I get it. I'm fucking scared as hell, but to freak and then tell me I can't and don't love her? Fuck her. Fuck it all.
I spent the last two hours pumping iron at the fitness center. I needed to work off some of this frustration or I knew I'd end up hitting someone.
"I don't need this shit," I mutter, grabbing a beer from the refrigerator.
"What shit don't you need?" Brax asks.
"Fucking women," I tell him then pop the top on the beer.
"Uh-oh. What's up?"
"I don't fucking get it, man. I just don't get it. She knew. I know she knew, but she fucking panick
ed, like she was caught or trapped or something," I ramble.
"What did she know?"
I give him a look and recognition dawns.
"Told her you loved her, huh? Well, this ain't gonna help you, bro," he tells me, taking the beer and pouring it down the drain.
"You know there are more where that came from."
"But that's not what you need right now, Stoney. You need to find that woman and figure out what the fuck because, dude, I see what you two have. It's the start of something good."
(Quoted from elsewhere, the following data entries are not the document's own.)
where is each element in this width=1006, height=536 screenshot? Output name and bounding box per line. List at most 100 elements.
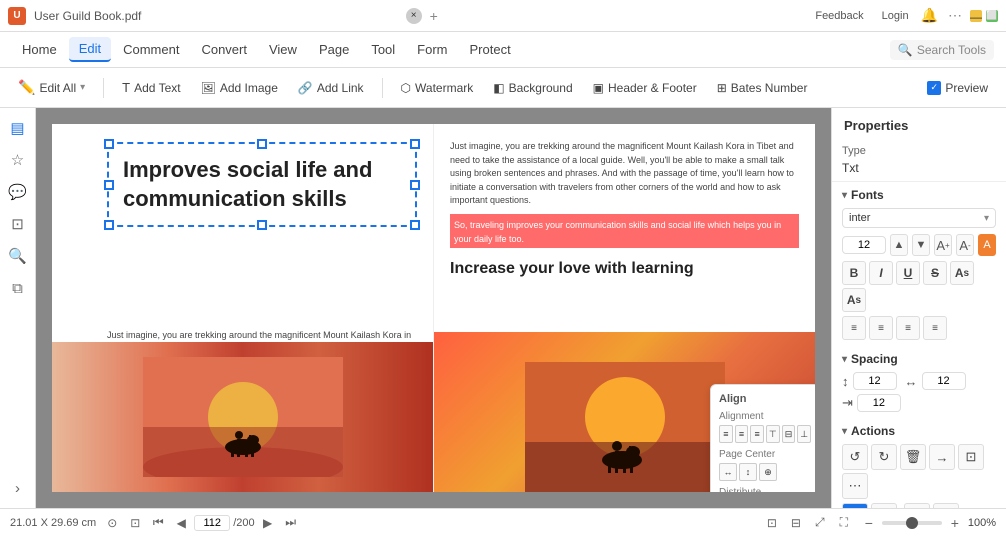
notifications-icon[interactable]: 🔔 <box>921 7 938 24</box>
font-grow-btn[interactable]: A+ <box>934 234 952 256</box>
nav-icon-2[interactable]: ⊡ <box>125 513 145 533</box>
sidebar-search-icon[interactable]: 🔍 <box>6 244 30 268</box>
underline-button[interactable]: U <box>896 261 920 285</box>
minimize-button[interactable]: — <box>970 10 982 22</box>
edit-all-button[interactable]: ✏️ Edit All <box>10 75 93 100</box>
preview-button[interactable]: ✓ Preview <box>919 77 996 99</box>
grid-view-button[interactable]: ⊞ <box>871 503 897 508</box>
align-bottom-button[interactable]: ⊥ <box>797 425 811 443</box>
menu-page[interactable]: Page <box>309 38 359 61</box>
close-tab-button[interactable]: × <box>406 8 422 24</box>
font-size-up-btn[interactable]: ▲ <box>890 234 908 256</box>
search-tools[interactable]: 🔍 Search Tools <box>890 40 994 60</box>
sidebar-form-icon[interactable]: ⊡ <box>6 212 30 236</box>
add-text-button[interactable]: T Add Text <box>114 76 188 99</box>
page-number-input[interactable]: 112 <box>194 515 230 531</box>
nav-icon-1[interactable]: ⊙ <box>102 513 122 533</box>
menu-view[interactable]: View <box>259 38 307 61</box>
align-right-text-btn[interactable]: ≡ <box>896 316 920 340</box>
zoom-slider[interactable] <box>882 521 942 525</box>
subscript-button[interactable]: As <box>842 288 866 312</box>
align-top-button[interactable]: ⊤ <box>766 425 780 443</box>
strikethrough-button[interactable]: S <box>923 261 947 285</box>
bold-button[interactable]: B <box>842 261 866 285</box>
page-center-h-button[interactable]: ↔ <box>719 463 737 481</box>
handle-br[interactable] <box>410 220 420 230</box>
delete-button[interactable]: 🗑 <box>900 444 926 470</box>
collapse-button[interactable]: ▾ <box>933 503 959 508</box>
menu-protect[interactable]: Protect <box>460 38 521 61</box>
background-button[interactable]: ◧ Background <box>485 77 580 99</box>
sidebar-bookmark-icon[interactable]: ☆ <box>6 148 30 172</box>
handle-bl[interactable] <box>104 220 114 230</box>
font-color-btn[interactable]: A <box>978 234 996 256</box>
fullscreen-icon[interactable]: ⛶ <box>834 513 854 533</box>
fit-width-icon[interactable]: ⊟ <box>786 513 806 533</box>
zoom-in-button[interactable]: + <box>946 514 964 532</box>
menu-home[interactable]: Home <box>12 38 67 61</box>
undo-button[interactable]: ↺ <box>842 444 868 470</box>
sidebar-expand-icon[interactable]: › <box>6 476 30 500</box>
handle-lm[interactable] <box>104 180 114 190</box>
crop-button[interactable]: ⊡ <box>958 444 984 470</box>
handle-tm[interactable] <box>257 139 267 149</box>
align-left-button[interactable]: ≡ <box>719 425 733 443</box>
align-left-text-btn[interactable]: ≡ <box>842 316 866 340</box>
menu-convert[interactable]: Convert <box>191 38 257 61</box>
redo-button[interactable]: ↻ <box>871 444 897 470</box>
zoom-out-button[interactable]: − <box>860 514 878 532</box>
sidebar-layers-icon[interactable]: ⧉ <box>6 276 30 300</box>
menu-comment[interactable]: Comment <box>113 38 189 61</box>
fit-page-icon[interactable]: ⊡ <box>762 513 782 533</box>
add-link-button[interactable]: 🔗 Add Link <box>290 77 372 99</box>
font-family-select[interactable]: inter ▾ <box>842 208 996 228</box>
copy-button[interactable]: → <box>929 444 955 470</box>
indent-input[interactable] <box>857 394 901 412</box>
login-button[interactable]: Login <box>876 8 915 24</box>
bates-number-button[interactable]: ⊞ Bates Number <box>709 77 816 99</box>
add-image-button[interactable]: 🖼 Add Image <box>193 77 286 99</box>
text-selection-box[interactable]: Improves social life and communication s… <box>107 142 417 227</box>
font-size-down-btn[interactable]: ▼ <box>912 234 930 256</box>
page-center-both-button[interactable]: ⊕ <box>759 463 777 481</box>
maximize-button[interactable]: ⬜ <box>986 10 998 22</box>
more-actions-button[interactable]: ⋯ <box>842 473 868 499</box>
align-right-button[interactable]: ≡ <box>750 425 764 443</box>
align-center-text-btn[interactable]: ≡ <box>869 316 893 340</box>
feedback-button[interactable]: Feedback <box>809 8 869 24</box>
menu-edit[interactable]: Edit <box>69 37 111 62</box>
handle-bm[interactable] <box>257 220 267 230</box>
zoom-thumb[interactable] <box>906 517 918 529</box>
nav-next-button[interactable]: ▶ <box>258 513 278 533</box>
align-center-button[interactable]: ≡ <box>735 425 749 443</box>
more-icon[interactable]: ⋯ <box>948 7 962 24</box>
font-size-input[interactable] <box>842 236 886 254</box>
header-footer-button[interactable]: ▣ Header & Footer <box>585 77 705 99</box>
line-spacing-input[interactable] <box>853 372 897 390</box>
expand-button[interactable]: ⟨⟩ <box>904 503 930 508</box>
menu-tool[interactable]: Tool <box>361 38 405 61</box>
italic-button[interactable]: I <box>869 261 893 285</box>
superscript-button[interactable]: As <box>950 261 974 285</box>
page-center-v-button[interactable]: ↕ <box>739 463 757 481</box>
nav-prev-button[interactable]: ◀ <box>171 513 191 533</box>
menu-form[interactable]: Form <box>407 38 457 61</box>
spacing-header[interactable]: Spacing <box>842 352 996 366</box>
handle-tl[interactable] <box>104 139 114 149</box>
align-justify-text-btn[interactable]: ≡ <box>923 316 947 340</box>
font-shrink-btn[interactable]: A- <box>956 234 974 256</box>
nav-last-button[interactable]: ⏭ <box>281 513 301 533</box>
char-spacing-input[interactable] <box>922 372 966 390</box>
handle-tr[interactable] <box>410 139 420 149</box>
list-view-button[interactable]: ≡ <box>842 503 868 508</box>
sidebar-comment-icon[interactable]: 💬 <box>6 180 30 204</box>
actions-header[interactable]: Actions <box>842 424 996 438</box>
new-tab-button[interactable]: + <box>426 8 442 24</box>
sidebar-pages-icon[interactable]: ▤ <box>6 116 30 140</box>
watermark-button[interactable]: ⬡ Watermark <box>393 77 482 99</box>
nav-first-button[interactable]: ⏮ <box>148 513 168 533</box>
align-middle-button[interactable]: ⊟ <box>782 425 796 443</box>
fonts-header[interactable]: Fonts <box>842 188 996 202</box>
rotate-icon[interactable]: ⤢ <box>810 513 830 533</box>
handle-rm[interactable] <box>410 180 420 190</box>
"Then why was she denying it all? Is she still caught up in the past that deep that she'll never come out?" I ask him.
"Only she can answer that, but I don't think that's what's going on here. It's gotta be something more because she looks at you the same way you look at her," he tells me.
I nod. "I'm so fucking confused. She frustrates the hell out of me."
Brax chuckles. "Relationships, bro. No one said they're easy."
I snort. "Exactly why I swore I'd never be in one. How the hell did I let this happen?"
"I think maybe it started before either of you realized," a voice says from the kitchen door.
"What the fuck do you want, Smith?"
"I'm not here to fight, man. Alexa called me freaking out because Liv took off," Sebastian informs me.
"Where the fuck did she go?" Now it's my turn to panic.
"I'm not sure. Lex would've told you herself but she promised Liv she wouldn't tell you anything. All she told Lex was she had to take care of something before she could leave the past in the past and move on to the present and future or some shit like that," Smith says.
"What the fuck does that mean?" Brax asks.
"I don't fucking know!" I shout.
"Dude," Sebastian begins, "you know a girl like that doesn't fu—"
He cuts himself off at my glare.
"Let me rephrase. You know a girl like that doesn't sleep with a guy unless she loves him, right?"
"I thought that, but she panicked. It was like I was boxing her in a corner. I thought she was there with me, you know? Yeah, it's fast, but it doesn't feel fast." And now I'm blabbering like a chick.
We move to the table and take a seat, Brax bringing over some waters for us and I smirk.